Ailes rigged the match in Sean Hannity's favor from the start – the show's working title back in 1996 was ''Hannity and LTBD," which stood for Liberal to Be Determined.
Nearly three decades later, and 14 years after Hannity became a solo act, "The Five" is Fox's top-rated show, which also makes it the top-rated program in cable news. Its four conservative hosts, each of whom helms (or in Pirro's case, helmed) popular programs at the network, are constants for the audience; Tarlov and Ford cycle into the chair on various days.

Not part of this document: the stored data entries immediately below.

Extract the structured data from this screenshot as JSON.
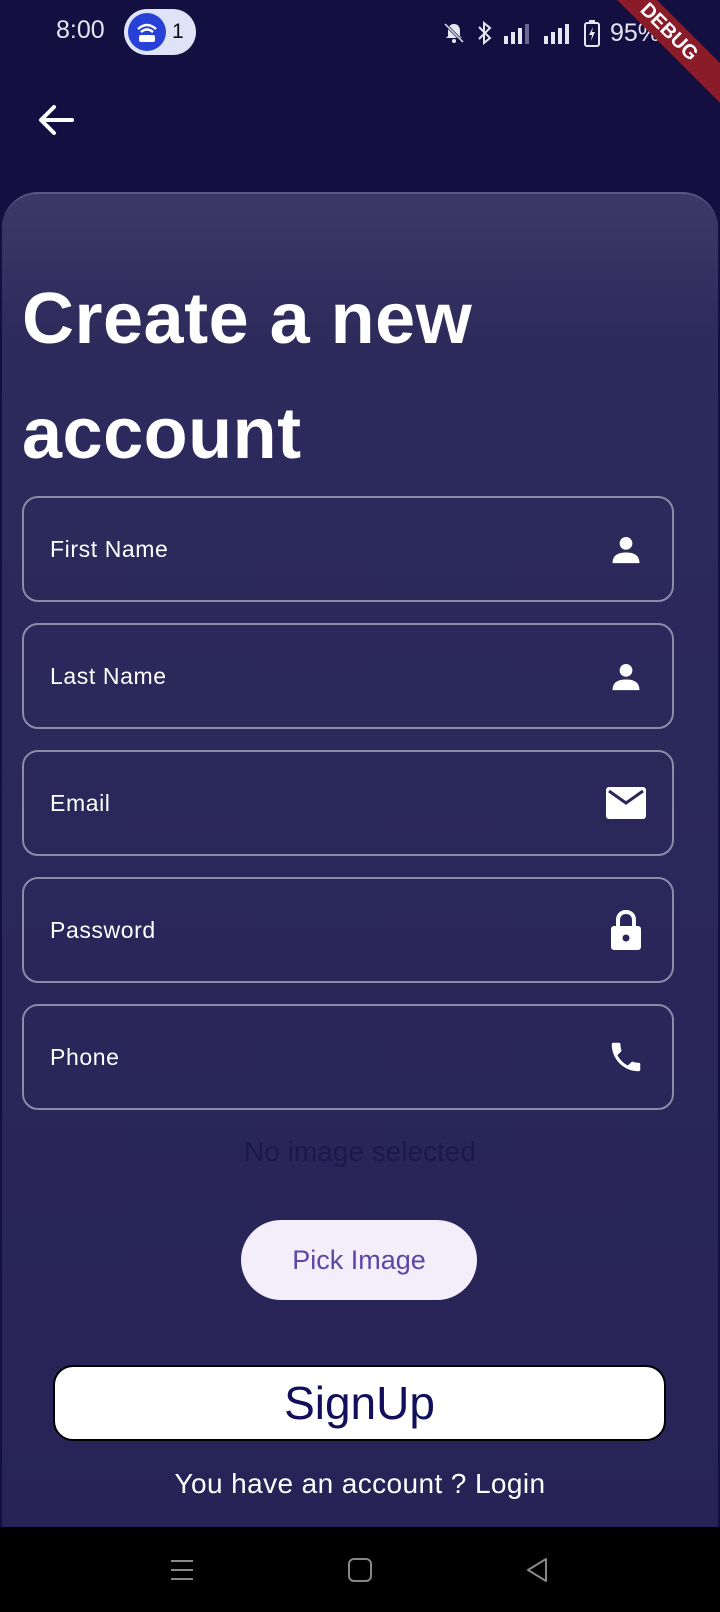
{
  "status_bar": {
    "time": "8:00",
    "notification_count": "1",
    "battery": "95%",
    "debug_label": "DEBUG"
  },
  "title": "Create a new account",
  "fields": {
    "first_name": "First Name",
    "last_name": "Last Name",
    "email": "Email",
    "password": "Password",
    "phone": "Phone"
  },
  "image_status": "No image selected",
  "pick_image_label": "Pick Image",
  "signup_label": "SignUp",
  "login_prompt": "You have an account ? Login",
  "colors": {
    "background": "#130f40",
    "card": "#272357",
    "signup_text": "#130f5c",
    "pick_text": "#5b46a6"
  }
}
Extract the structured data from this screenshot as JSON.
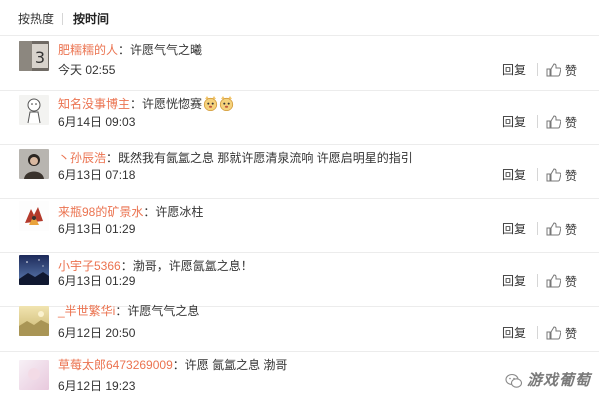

But Tarlov is better at making her minutes on the board count more than Ford, who's content to play the classic common-sense (read: boring) moderate. She gives as good as she gets, to the extent that she's able, and mixes with her co-hosts instead of exuding an air of tolerance or settling for being tolerated.
When Gutfeld sets up the COVID segment by asking her, "Jessica, why are you liberals trying to take our rights away? Whether it's guns or it's speech or it's private property, you see our rights as malleable, temporary, or up for grabs. What say you, you horrible, horrible person?"
She gamely replies, with a smile, "Happy Birthday." (It was, in fact, his birthday that day.)
Striking this comity with co-hosts who have built audiences with race-baiting, misogyny, transphobia, Islamophobia and peddling election conspiracy theories makes "The Five" more watchable than more openly hostile shows air the network. This is precisely why its success is unsettling. Regardless of the amount of factual corrective Tarlov manages to inject into these conversations she's still depicted as being in the minority, which is the image the network has long propped up as its personalities mainstream all the formerly fringe "-isms" listed above and more.
Any content-savvy consumer knows that a minute-long viral clapback doesn't tell the full story what happens on these shows. That viral clip that made the rounds this week is proof. Contrary to many characterizations of their exchange, Tarlov did not shut down Pirro entirely.
It was more a like speed bump, slowing down her co-host before Pirro tore into an alarmist rant that launched with, "The left, the Democrats, are like – they're like fascists at this point. They do not want us talking about COVID. They don't want us having a discourse on it," before ripping into Biden, the Center for Disease Control and the Surgeon General. She based this accusation on the Sept. 8 US 5th Circuit Court of Appeals ruling that found the Biden administration may have violated the First Amendment in its efforts to curb the dissemination of COVID-19 disinformation on social media.
Federal courts block administrations from overstepping the law as a matter of course; it's their job. The previous presidential administration faced its share of injunctions against anti-democratic efforts including those related to the travel ban targeting Muslims and policies designed to thwart asylum seekers and the transgender military ban. Tarlov never had a chance to point out that Pirro didn't find those actions to be fascist, because Gutfeld threw the matter to Perino.
The Fox Liberal can only do so much with the limited space they're allotted, and they're always outnumbered. So the question isn't really what Tarlov believes she can achieve at Fox but what use Fox has for her.
According to Tarlov's report in a Los Angeles Times profile published a year ago, a number of the show's viewers have been quite kind to her despite disagreeing with her politics. She probably won't change many minds, but she may at least speak for the 22 percent of the audience for "The Five" that Nielsen data indicates identifies as Democratic — which comes out to about one in five viewers. Those odds are about as fair as any Fox News liberal figure can expect.